For storage and transportation of the milk from the dairy farm to the sale point, the middle-man plays his role. The containers used for milk storage and transportation usually comprise of those used for storage of various chemicals and are not safe for storage of food items. Various chemicals and antibiotics are added to milk for prolonging its shelf life.

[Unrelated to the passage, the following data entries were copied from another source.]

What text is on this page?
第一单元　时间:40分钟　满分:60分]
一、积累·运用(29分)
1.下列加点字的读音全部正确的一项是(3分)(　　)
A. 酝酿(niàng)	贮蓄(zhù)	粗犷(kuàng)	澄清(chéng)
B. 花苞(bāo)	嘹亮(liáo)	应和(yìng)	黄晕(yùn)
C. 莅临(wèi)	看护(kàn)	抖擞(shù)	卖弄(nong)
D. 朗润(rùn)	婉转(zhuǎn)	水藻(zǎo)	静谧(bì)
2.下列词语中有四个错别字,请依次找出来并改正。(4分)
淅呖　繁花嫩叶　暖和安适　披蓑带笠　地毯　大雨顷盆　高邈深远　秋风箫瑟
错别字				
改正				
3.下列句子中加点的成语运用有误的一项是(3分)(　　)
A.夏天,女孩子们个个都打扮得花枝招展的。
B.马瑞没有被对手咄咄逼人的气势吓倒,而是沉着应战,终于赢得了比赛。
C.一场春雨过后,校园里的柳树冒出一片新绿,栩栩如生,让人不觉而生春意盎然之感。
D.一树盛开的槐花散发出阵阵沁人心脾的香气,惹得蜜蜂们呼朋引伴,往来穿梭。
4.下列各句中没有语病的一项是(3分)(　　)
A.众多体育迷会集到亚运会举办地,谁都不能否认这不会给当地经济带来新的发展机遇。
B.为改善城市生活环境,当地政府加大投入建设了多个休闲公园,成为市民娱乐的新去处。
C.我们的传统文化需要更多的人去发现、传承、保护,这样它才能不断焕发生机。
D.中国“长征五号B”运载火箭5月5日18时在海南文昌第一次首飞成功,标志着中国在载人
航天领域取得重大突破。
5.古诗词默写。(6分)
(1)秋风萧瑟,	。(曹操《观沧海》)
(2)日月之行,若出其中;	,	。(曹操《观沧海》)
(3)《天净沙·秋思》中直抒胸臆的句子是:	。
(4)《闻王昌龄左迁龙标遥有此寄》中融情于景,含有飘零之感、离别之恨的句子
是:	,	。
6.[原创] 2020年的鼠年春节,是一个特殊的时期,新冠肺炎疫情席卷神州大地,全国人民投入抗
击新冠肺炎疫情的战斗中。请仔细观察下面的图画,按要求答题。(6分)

Channelization of milk to schools
The local milk produced in the province, is not channelized to schools. Its major portion is consumed for making tea. The parents are quality conscious and feel extreme difficulty in getting fresh milk of good quality, for their children. The only choice left is the use of imported milk powder, reconstituted before being offered to children.

Role of GDP
In NWFP GDP has organized buffalo dairy farmers through establishment of Sarhad Dairy Farmers Association. The farmers, being of low socio-economic status, need sufficient support of technical, financial and marketing nature.

In a study on a commercial buffalo farm with 187 lactating buffaloes, the feed requirements and actual intake were worked out. The feed intake was in excess by 272% of the requirements. The excess feed intake costed Rs.5000 per day (US$ 1= Pak.Rs.50) (Qureshi, 1998b). In another study (Qureshi, 2000) the calf losses, irregular breeding, imbalanced feeding and ungainly loans caused a loss of Rs.1043.67 in the 4.87 million buffaloes and 10.38 millions cattle, kept on commercial scale in the country (having more than 5 buffaloes per herd).

To improve the situation, a project proposal titles, "School Milk Program NWFP" has been prepared. Under the proposed program, the following objectives will be achieved:

a. Production of cost-effective, clean milk through improvement of the peri-urban buffalo dairy farms in the province.

b. Identification of areas of intervention to prevent losses at the peri-urban dairy farms, through improved health, reproduction, feeding and marketing.

c. Development of a model marketing system for farm requirements and products, for providing a relief to the producers and consumers, with special focus on school-going- children.

d. Training and organization of dairy farmers for conversion of the farmers from non-profitable business to environment-friendly, profitable enterprises.

M. Subhan Qureshi, PhD
Member BoD, Global Development Program, Peshawar.